El 2026 nos encuentra con nuevos desafíos y con problemáticas persistentes que, lamentablemente, no hemos logrado resolver como Estado. Seguimos enfrentando una realidad que nos exige reafirmar esfuerzos para que ningún niño o niña sufra anemia o desnutrición, ni quede desprotegido por no recibir sus vacunas completas. El rostro del abandono sigue siendo el de la niñez en el ámbito rural. En el año que culminó, volvimos a registrar enfermedades prevenibles y tratables, como la tos ferina y el sarampión. La primera ya ha cobrado la vida de 59 niños y niñas, y alrededor del 70 % de los casos de tos ferina en el Perú se han presentado en comunidades de Loreto, como Datem del Marañón. De igual manera, en el 2025, los casos de violencia sexual contra niñas y adolescentes en la provincia de Condorcanqui, en Amazonas, volvieron a evidenciar una grave situación de ausencia estatal y debilidades estructurales del sistema de protección.

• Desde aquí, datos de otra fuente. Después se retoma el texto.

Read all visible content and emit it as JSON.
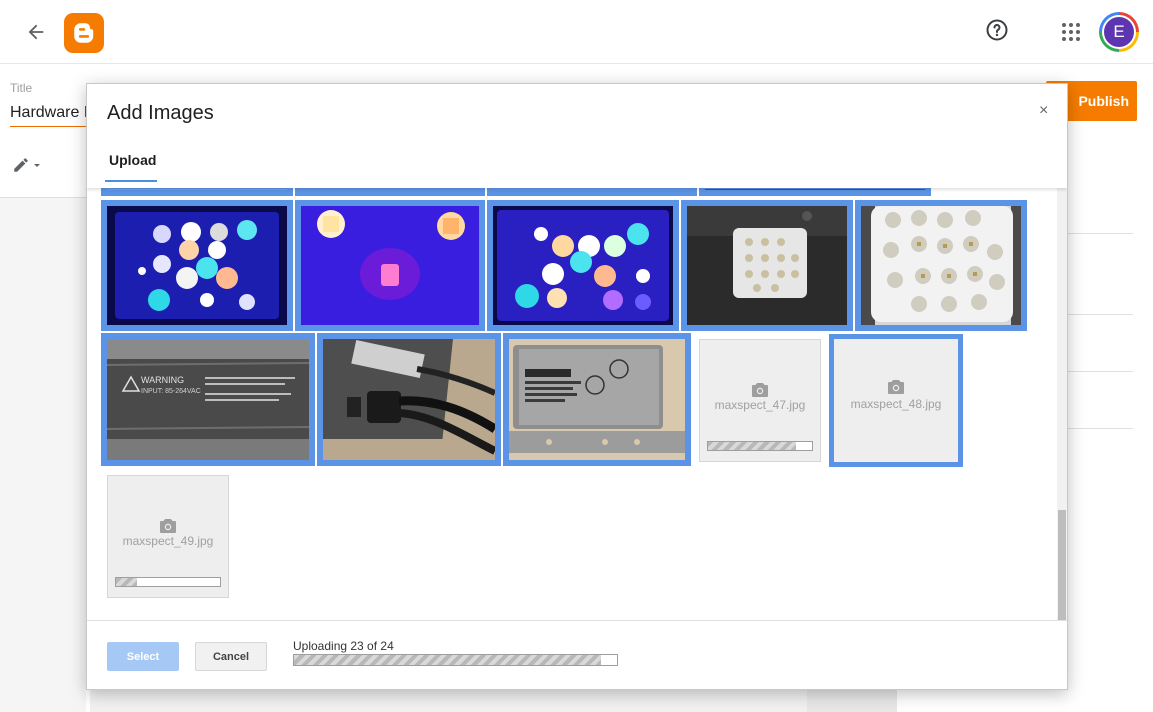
{
  "app": {
    "title_label": "Title",
    "post_title": "Hardware I",
    "publish_label": "Publish",
    "avatar_initial": "E"
  },
  "dialog": {
    "title": "Add Images",
    "close_symbol": "×",
    "tab_upload": "Upload",
    "select_label": "Select",
    "cancel_label": "Cancel",
    "upload_status": "Uploading 23 of 24",
    "upload_progress": 0.95
  },
  "placeholders": [
    {
      "filename": "maxspect_47.jpg",
      "progress": 0.85,
      "selected": false
    },
    {
      "filename": "maxspect_48.jpg",
      "progress": null,
      "selected": true
    },
    {
      "filename": "maxspect_49.jpg",
      "progress": 0.2,
      "selected": false
    }
  ],
  "warning_label": {
    "line1": "WARNING",
    "line2": "INPUT: 85-264VAC"
  },
  "colors": {
    "brand": "#f57c00",
    "selection": "#5b94e6",
    "select_disabled": "#a6c8f5",
    "avatar": "#5e35b1"
  },
  "icons": [
    "back-arrow-icon",
    "blogger-logo-icon",
    "help-icon",
    "apps-grid-icon",
    "pencil-icon",
    "camera-icon",
    "close-icon"
  ]
}
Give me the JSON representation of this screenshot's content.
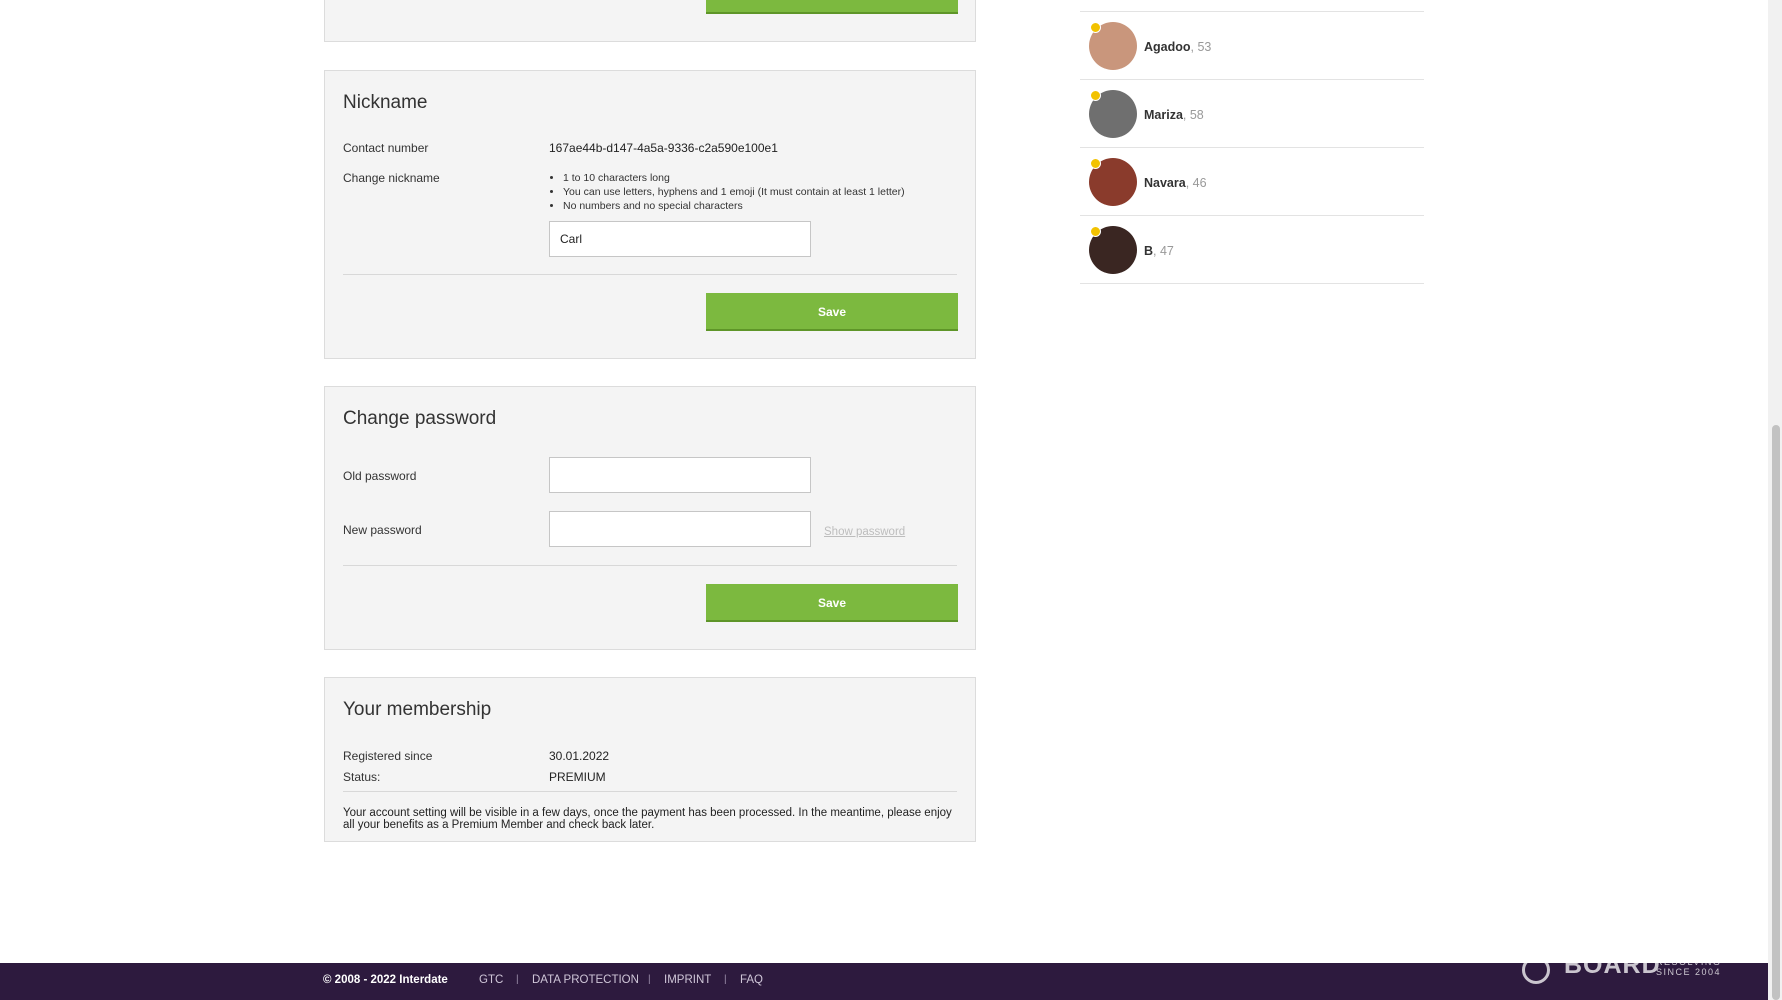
{
  "nickname_section": {
    "title": "Nickname",
    "contact_label": "Contact number",
    "contact_value": "167ae44b-d147-4a5a-9336-c2a590e100e1",
    "change_label": "Change nickname",
    "rules": [
      "1 to 10 characters long",
      "You can use letters, hyphens and 1 emoji (It must contain at least 1 letter)",
      "No numbers and no special characters"
    ],
    "nickname_value": "Carl",
    "save_label": "Save"
  },
  "password_section": {
    "title": "Change password",
    "old_label": "Old password",
    "new_label": "New password",
    "show_password": "Show password",
    "save_label": "Save"
  },
  "membership_section": {
    "title": "Your membership",
    "registered_label": "Registered since",
    "registered_value": "30.01.2022",
    "status_label": "Status:",
    "status_value": "PREMIUM",
    "notice": "Your account setting will be visible in a few days, once the payment has been processed. In the meantime, please enjoy all your benefits as a Premium Member and check back later."
  },
  "contacts": [
    {
      "name": "Agadoo",
      "age": ", 53",
      "avatar_color": "#c9967c"
    },
    {
      "name": "Mariza",
      "age": ", 58",
      "avatar_color": "#6f6f6f"
    },
    {
      "name": "Navara",
      "age": ", 46",
      "avatar_color": "#8a3b2c"
    },
    {
      "name": "B",
      "age": ", 47",
      "avatar_color": "#3a2622"
    }
  ],
  "footer": {
    "copyright": "© 2008 - 2022 Interdate",
    "links": [
      "GTC",
      "DATA PROTECTION",
      "IMPRINT",
      "FAQ"
    ],
    "separator": "|",
    "logo_text": "BOARD",
    "logo_sub": "RESOLVING SINCE 2004"
  },
  "colors": {
    "accent_green": "#7cb93f",
    "footer_bg": "#2d1a3e",
    "online_dot": "#f2c200"
  }
}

Otro escenario que tenemos presente en nuestra labor como facilitadores de procesos de diálogo, es el estado de las escuelas y la calidad educativa. En el 2025, la Consulta de Inicio del Año Escolar , 3 874 escuelas en 173 provincias y 822 distritos, impulsada junto al Comité de Transparencia y Vigilancia Ciudadana, ratificó - una vez más- los desafíos que las escuelas enfrentan desde el primer día de clases. A su valor como aporte de evidencia, se suma su relevancia como proceso movilizador de la participación ciudadana y del involucramiento activo de las organizaciones con sus escuelas, promoviendo una ciudadanía responsable y comprometida con los derechos humanos.
Frente a escenarios como estos, el 2026 se convierte en un año especialmente relevante para revalorar el rol del diálogo en la política pública, convencidos en que la lucha contra la pobreza y sus diversas expresiones es una tarea colectiva, que se construye con la voz de las personas y sus capacidades para aportar y comprometerse con el crecimiento de sus comunidades. Que el 2026 sea un año para sentar esas bases de trabajo conjunto, que abra paso a medidas reales y efectivas para atender la crisis de salud y de violencia, los desafíos de la educación, los retos de una juventud que demanda oportunidades de empleo, y las necesidades de un país que requiere crecer con inclusión y planificación para prevenir el impacto de futuros desastres de origen climático y ambiental.
Y en especial, en el marco de nuestro 25 aniversario, celebrado el 18 de enero, renovemos nuestro compromiso y espíritu persistente en el diálogo como mecanismo para salir adelante juntos como país.
Federico Arnillas Lafert
Presidente de la Mesa de Concertación para la Lucha contra la Pobreza
Crecer en Comunidad - Memoria MCLCP 2025 ( Pag. 7)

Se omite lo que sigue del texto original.